As many as 80% farmers using the SRI method grow their crop organically. Very few use industrial fertilisers. “The only real drawback of the SRI method is that it is more laborious than traditional methods,” says Zia.

“Taking care of the sapling in the nursery and then transplanting it at a measured distance of nine inches is a bit arduous. It has to be very accurate. There isn’t any need for pesticides or fertilisers because of the strong root system,” he adds.

“In the face of the water crisis and heavy pollution of natural wetlands, there is an immediate need to introduce such technologies,” he observed. “Under SRI, four different formulations, all natural, can be used to prevent pest attacks. They are cheap and biological, keeping farmers from using chemical pesticides. Bio-pesticides used by farmers contain neem, nicotine, lemongrass or sorghum. In the past five years, not a single a single pest attack has been observed,” claimed Zia.

During annual training sessions, farmers are taught to make liquid compost. Usage of compost instead of fertiliser has improved soil quality, instead of creating problems like soil exhaustion and causing water-logging.

Benefits to local farmers

Funds formerly used to purchase diesel for tractor use, electricity for running water pumps and releasing more water as is required in traditional method, are now being redirected by farmers into employing more people for caring for the sapling in nurseries and transplanting saplings into the ground at an even distance.
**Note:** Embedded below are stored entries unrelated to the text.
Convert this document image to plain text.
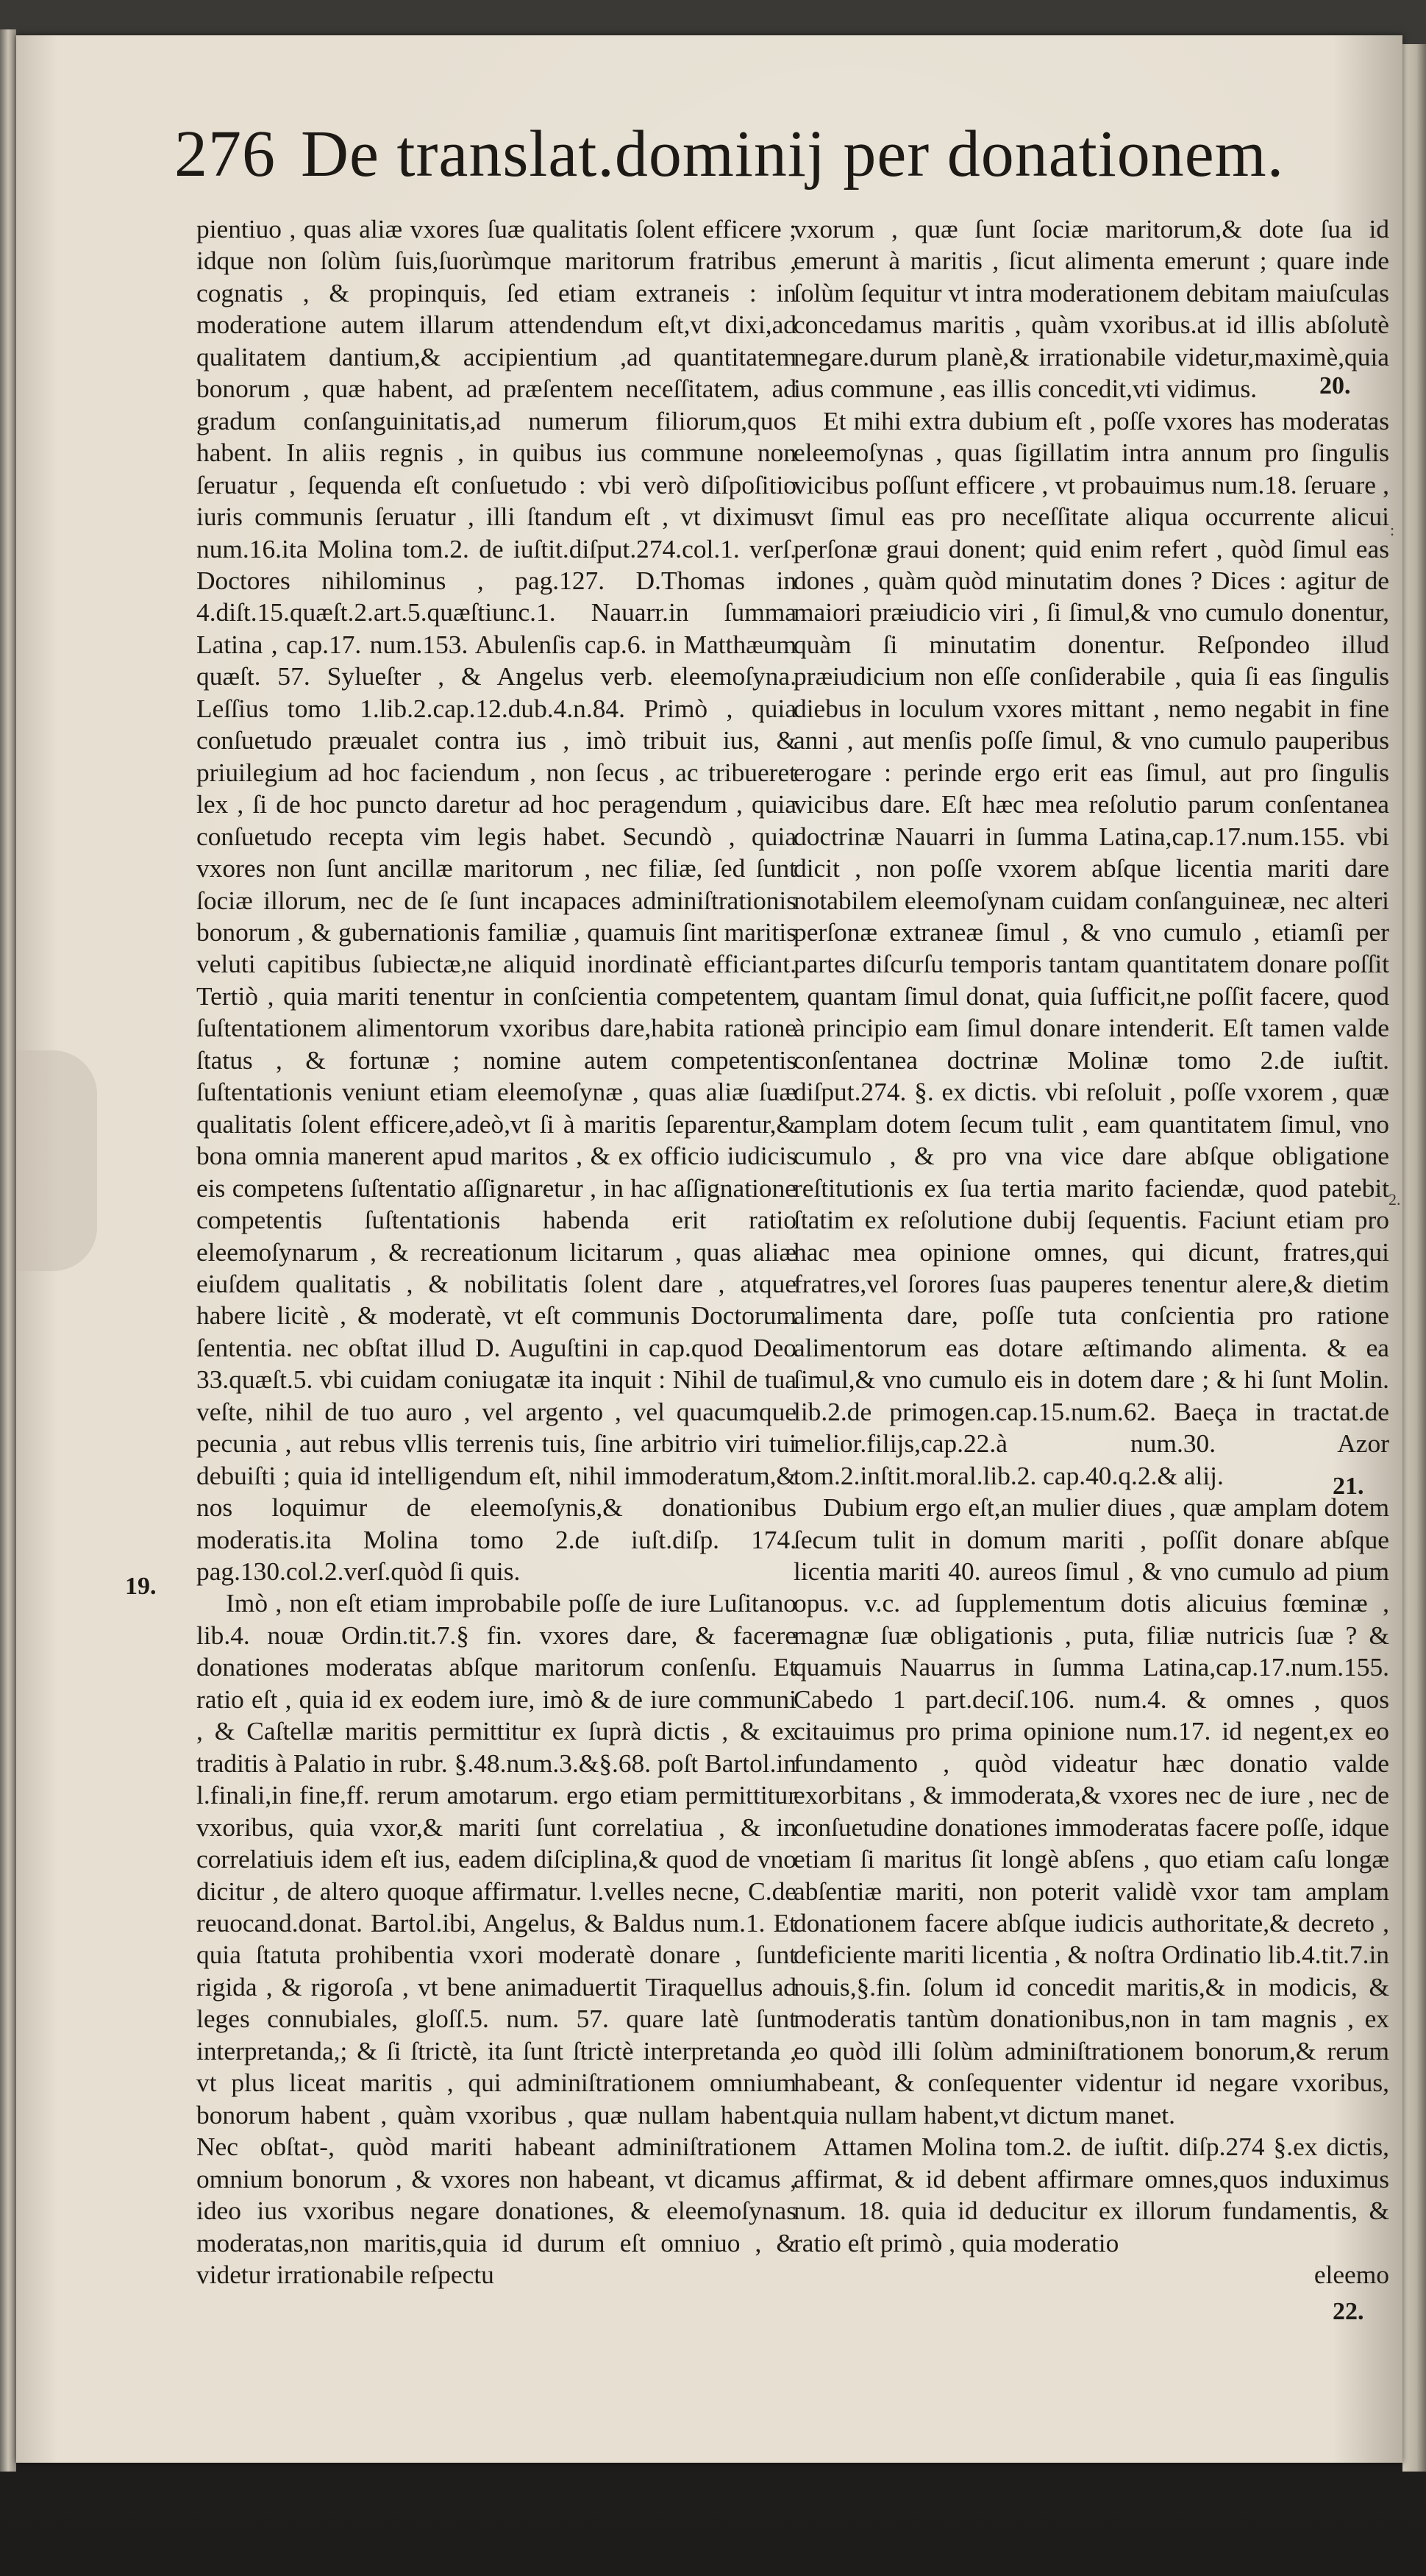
276 De translat.dominij per donationem.

pientiuo , quas aliæ vxores ſuæ qualitatis ſolent efficere ; idque non ſolùm ſuis,ſuorùmque maritorum fratribus , cognatis , & propinquis, ſed etiam extraneis : in moderatione autem illarum attendendum eſt,vt dixi,ad qualitatem dantium,& accipientium ,ad quantitatem bonorum , quæ habent, ad præſentem neceſſitatem, ad gradum conſanguinitatis,ad numerum filiorum,quos habent. In aliis regnis , in quibus ius commune non ſeruatur , ſequenda eſt conſuetudo : vbi verò diſpoſitio iuris communis ſeruatur , illi ſtandum eſt , vt diximus num.16.ita Molina tom.2. de iuſtit.diſput.274.col.1. verſ. Doctores nihilominus , pag.127. D.Thomas in 4.diſt.15.quæſt.2.art.5.quæſtiunc.1. Nauarr.in ſumma Latina , cap.17. num.153. Abulenſis cap.6. in Matthæum quæſt. 57. Sylueſter , & Angelus verb. eleemoſyna. Leſſius tomo 1.lib.2.cap.12.dub.4.n.84. Primò , quia conſuetudo præualet contra ius , imò tribuit ius, & priuilegium ad hoc faciendum , non ſecus , ac tribueret lex , ſi de hoc puncto daretur ad hoc peragendum , quia conſuetudo recepta vim legis habet. Secundò , quia vxores non ſunt ancillæ maritorum , nec filiæ, ſed ſunt ſociæ illorum, nec de ſe ſunt incapaces adminiſtrationis bonorum , & gubernationis familiæ , quamuis ſint maritis veluti capitibus ſubiectæ,ne aliquid inordinatè efficiant. Tertiò , quia mariti tenentur in conſcientia competentem ſuſtentationem alimentorum vxoribus dare,habita ratione ſtatus , & fortunæ ; nomine autem competentis ſuſtentationis veniunt etiam eleemoſynæ , quas aliæ ſuæ qualitatis ſolent efficere,adeò,vt ſi à maritis ſeparentur,& bona omnia manerent apud maritos , & ex officio iudicis eis competens ſuſtentatio aſſignaretur , in hac aſſignatione competentis ſuſtentationis habenda erit ratio eleemoſynarum , & recreationum licitarum , quas aliæ eiuſdem qualitatis , & nobilitatis ſolent dare , atque habere licitè , & moderatè, vt eſt communis Doctorum ſententia. nec obſtat illud D. Auguſtini in cap.quod Deo 33.quæſt.5. vbi cuidam coniugatæ ita inquit : Nihil de tua veſte, nihil de tuo auro , vel argento , vel quacumque pecunia , aut rebus vllis terrenis tuis, ſine arbitrio viri tui debuiſti ; quia id intelligendum eſt, nihil immoderatum,& nos loquimur de eleemoſynis,& donationibus moderatis.ita Molina tomo 2.de iuſt.diſp. 174. pag.130.col.2.verſ.quòd ſi quis.

Imò , non eſt etiam improbabile poſſe de iure Luſitano lib.4. nouæ Ordin.tit.7.§ fin. vxores dare, & facere donationes moderatas abſque maritorum conſenſu. Et ratio eſt , quia id ex eodem iure, imò & de iure communi , & Caſtellæ maritis permittitur ex ſuprà dictis , & ex traditis à Palatio in rubr. §.48.num.3.&§.68. poſt Bartol.in l.finali,in fine,ff. rerum amotarum. ergo etiam permittitur vxoribus, quia vxor,& mariti ſunt correlatiua , & in correlatiuis idem eſt ius, eadem diſciplina,& quod de vno dicitur , de altero quoque affirmatur. l.velles necne, C.de reuocand.donat. Bartol.ibi, Angelus, & Baldus num.1. Et quia ſtatuta prohibentia vxori moderatè donare , ſunt rigida , & rigoroſa , vt bene animaduertit Tiraquellus ad leges connubiales, gloſſ.5. num. 57. quare latè ſunt interpretanda,; & ſi ſtrictè, ita ſunt ſtrictè interpretanda , vt plus liceat maritis , qui adminiſtrationem omnium bonorum habent , quàm vxoribus , quæ nullam habent. Nec obſtat-, quòd mariti habeant adminiſtrationem omnium bonorum , & vxores non habeant, vt dicamus , ideo ius vxoribus negare donationes, & eleemoſynas moderatas,non maritis,quia id durum eſt omniuo , & videtur irrationabile reſpectu

vxorum , quæ ſunt ſociæ maritorum,& dote ſua id emerunt à maritis , ſicut alimenta emerunt ; quare inde ſolùm ſequitur vt intra moderationem debitam maiuſculas concedamus maritis , quàm vxoribus.at id illis abſolutè negare.durum planè,& irrationabile videtur,maximè,quia ius commune , eas illis concedit,vti vidimus.

Et mihi extra dubium eſt , poſſe vxores has moderatas eleemoſynas , quas ſigillatim intra annum pro ſingulis vicibus poſſunt efficere , vt probauimus num.18. ſeruare , vt ſimul eas pro neceſſitate aliqua occurrente alicui perſonæ graui donent; quid enim refert , quòd ſimul eas dones , quàm quòd minutatim dones ? Dices : agitur de maiori præiudicio viri , ſi ſimul,& vno cumulo donentur, quàm ſi minutatim donentur. Reſpondeo illud præiudicium non eſſe conſiderabile , quia ſi eas ſingulis diebus in loculum vxores mittant , nemo negabit in fine anni , aut menſis poſſe ſimul, & vno cumulo pauperibus erogare : perinde ergo erit eas ſimul, aut pro ſingulis vicibus dare. Eſt hæc mea reſolutio parum conſentanea doctrinæ Nauarri in ſumma Latina,cap.17.num.155. vbi dicit , non poſſe vxorem abſque licentia mariti dare notabilem eleemoſynam cuidam conſanguineæ, nec alteri perſonæ extraneæ ſimul , & vno cumulo , etiamſi per partes diſcurſu temporis tantam quantitatem donare poſſit , quantam ſimul donat, quia ſufficit,ne poſſit facere, quod à principio eam ſimul donare intenderit. Eſt tamen valde conſentanea doctrinæ Molinæ tomo 2.de iuſtit. diſput.274. §. ex dictis. vbi reſoluit , poſſe vxorem , quæ amplam dotem ſecum tulit , eam quantitatem ſimul, vno cumulo , & pro vna vice dare abſque obligatione reſtitutionis ex ſua tertia marito faciendæ, quod patebit ſtatim ex reſolutione dubij ſequentis. Faciunt etiam pro hac mea opinione omnes, qui dicunt, fratres,qui fratres,vel ſorores ſuas pauperes tenentur alere,& dietim alimenta dare, poſſe tuta conſcientia pro ratione alimentorum eas dotare æſtimando alimenta. & ea ſimul,& vno cumulo eis in dotem dare ; & hi ſunt Molin. lib.2.de primogen.cap.15.num.62. Baeça in tractat.de melior.filijs,cap.22.à num.30. Azor tom.2.inſtit.moral.lib.2. cap.40.q.2.& alij.

Dubium ergo eſt,an mulier diues , quæ amplam dotem ſecum tulit in domum mariti , poſſit donare abſque licentia mariti 40. aureos ſimul , & vno cumulo ad pium opus. v.c. ad ſupplementum dotis alicuius fœminæ , magnæ ſuæ obligationis , puta, filiæ nutricis ſuæ ? & quamuis Nauarrus in ſumma Latina,cap.17.num.155. Cabedo 1 part.deciſ.106. num.4. & omnes , quos citauimus pro prima opinione num.17. id negent,ex eo fundamento , quòd videatur hæc donatio valde exorbitans , & immoderata,& vxores nec de iure , nec de conſuetudine donationes immoderatas facere poſſe, idque etiam ſi maritus ſit longè abſens , quo etiam caſu longæ abſentiæ mariti, non poterit validè vxor tam amplam donationem facere abſque iudicis authoritate,& decreto , deficiente mariti licentia , & noſtra Ordinatio lib.4.tit.7.in nouis,§.fin. ſolum id concedit maritis,& in modicis, & moderatis tantùm donationibus,non in tam magnis , ex eo quòd illi ſolùm adminiſtrationem bonorum,& rerum habeant, & conſequenter videntur id negare vxoribus, quia nullam habent,vt dictum manet.

Attamen Molina tom.2. de iuſtit. diſp.274 §.ex dictis, affirmat, & id debent affirmare omnes,quos induximus num. 18. quia id deducitur ex illorum fundamentis, & ratio eſt primò , quia moderatio

eleemo

19.
20.
21.
22.
:
2.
And still the costs come to half of those under traditional methods.

The demand for more labour has also led to the creation of more seasonal jobs in areas of SRI harvests. However, finding the right labour is a difficult task, as the saplings need be transplanted at an even distance and require great care while in the nursery.

Lok Sanjh has also encouraged the activity among women farmers, with most harvesting it on small holdings of not more than one to two kanal (4,500-9,000 square feet) in size. The size of the holdings is small, as women cannot work out in the fields as much as men do. However, Lok Sanjh’s efforts have changed things a little. More women can be found working in fields as compared to before.

Published in The Express Tribune, February 6th, 2013.